Hydropower plants in Sweden has a long history dating back to the early 20th century. In the design of these, now old facilities, expected probable flows were based on recorded precipitation data. As a safety valve of the dam various types of spillway can be installed, to either spill water when no power is produced. Or to regulate water levels above and below the dam to prevent or mitigate flooding, and to be able to prevent overtopping of a dam. As the climate is ever changing, and now average temperatures climb, this leads to an increase in both average annual precipitation and likelihood of expected flood events in Sweden. This leads to a case of old infrastructure designed for old conditions, which now may exceed flow discharge capabilities for safe operations. A need for reevaluation of the existing dam fleet is needed to explore if it can face the new conditions brought by increased precipitation. Previous work has been done by Computational Fluid Dynamics (CFD) to compare scale model data of existing dams, recorded when they were designed. Such comparisons show mostly low differences between the CFD simulations and scale model results, in the range of 1-2%. Some show as much as 10%. With CFD now being a standard tool in many industries involving fluid mechanics, there are several guidelines on how to perform CFD with respect to quality. However CFD is an approximate science and the physics needs to be simplified by a number of models with inherent limitations. Hence to gain trust in CFD simulations for dam operators there needs to be validation cases. Validation cases for single outlet spillway setup exist, but dams often do not have geometries as simple as the existing validation cases. Hence, a need for well defined experiments for CFD validation of hydraulic designs.

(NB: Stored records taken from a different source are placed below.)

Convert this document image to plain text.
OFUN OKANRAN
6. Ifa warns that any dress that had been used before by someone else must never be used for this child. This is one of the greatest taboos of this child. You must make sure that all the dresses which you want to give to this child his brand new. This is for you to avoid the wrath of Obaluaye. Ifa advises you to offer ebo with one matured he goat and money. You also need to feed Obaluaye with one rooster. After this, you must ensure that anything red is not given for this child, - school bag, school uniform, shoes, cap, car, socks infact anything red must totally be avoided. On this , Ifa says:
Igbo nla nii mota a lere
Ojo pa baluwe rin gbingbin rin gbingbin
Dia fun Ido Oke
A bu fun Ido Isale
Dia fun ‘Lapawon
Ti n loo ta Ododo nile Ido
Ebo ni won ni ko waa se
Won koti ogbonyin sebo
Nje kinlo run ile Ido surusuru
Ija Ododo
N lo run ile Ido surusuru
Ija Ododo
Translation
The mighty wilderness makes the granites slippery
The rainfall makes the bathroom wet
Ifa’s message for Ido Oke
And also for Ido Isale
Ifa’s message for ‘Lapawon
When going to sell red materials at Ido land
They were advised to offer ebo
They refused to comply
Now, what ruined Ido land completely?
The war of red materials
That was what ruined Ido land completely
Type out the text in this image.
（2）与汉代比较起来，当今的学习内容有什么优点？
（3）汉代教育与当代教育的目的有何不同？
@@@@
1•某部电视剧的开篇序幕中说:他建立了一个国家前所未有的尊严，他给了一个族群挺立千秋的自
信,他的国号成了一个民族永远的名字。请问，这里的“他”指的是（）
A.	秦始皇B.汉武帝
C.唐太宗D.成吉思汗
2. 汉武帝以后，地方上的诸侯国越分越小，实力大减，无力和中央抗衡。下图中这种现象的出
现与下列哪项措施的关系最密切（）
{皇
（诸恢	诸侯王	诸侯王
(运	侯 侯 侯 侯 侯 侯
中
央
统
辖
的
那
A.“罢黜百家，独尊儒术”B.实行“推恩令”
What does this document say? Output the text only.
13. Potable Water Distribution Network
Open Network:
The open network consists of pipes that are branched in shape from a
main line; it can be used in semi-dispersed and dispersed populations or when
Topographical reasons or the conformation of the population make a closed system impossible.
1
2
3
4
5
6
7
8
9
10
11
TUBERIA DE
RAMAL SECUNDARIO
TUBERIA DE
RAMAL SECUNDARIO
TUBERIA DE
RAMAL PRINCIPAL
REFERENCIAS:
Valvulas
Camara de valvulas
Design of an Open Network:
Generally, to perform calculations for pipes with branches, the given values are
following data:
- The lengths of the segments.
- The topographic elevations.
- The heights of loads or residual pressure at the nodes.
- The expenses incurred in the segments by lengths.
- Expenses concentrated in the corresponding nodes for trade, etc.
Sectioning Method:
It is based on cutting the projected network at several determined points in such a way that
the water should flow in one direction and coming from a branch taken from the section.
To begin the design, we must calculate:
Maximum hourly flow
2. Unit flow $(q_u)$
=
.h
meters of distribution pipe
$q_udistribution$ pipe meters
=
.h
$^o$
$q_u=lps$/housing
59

This thesis aims to provide experimental data suitable for use in evaluating CFD methods for assessing spillway capacity. To this endeavour a purpose built experimental setup was designed to produce experimental data of a quality and complexity not found elsewhere today. The main feature of the experiment is three outlets with the capability of recording the discharge passing through each outlet individually. Other tools used for evaluating flow conditions in the channel include Acoustic Doppler Velocimetry.

The results consists of experimental data gathered for three different variations of the experimental geometry. First a Deep channel flowing past a sharp corner, which produced low velocities in the channel leading up to the outlets. A second variation where the channel floor was raised to induce larger velocities in the flow leading up to the outlets, for increased differences in the flow distribution between the different outlets. As a final variation, the channel width was reduced leading to even higher velocities, and larger differences in both waterlevels at different points in the experimental channel, and in the discharge recorded in the different outlets. The distribution of the flow discharge across the outlets varies with the different geometries, and with the different inflows tested. At low flows differences in distribution between the outlets were negligible, especially with the first channel layout. At higher flows the differences grow, and show clear differences that should be replicable in simulations. Thus showing results that could be used for validation of CFD methods in regards to flow distribution across a spillway with multiple outlets. Additional data to use for validation include ADV data gathered in the channel leading up to the outlets, which documents recirculation zones introduced due to the geometries. As potentially simulations could produce flow distribution results that are correct while not simulating flow behaviour correctly.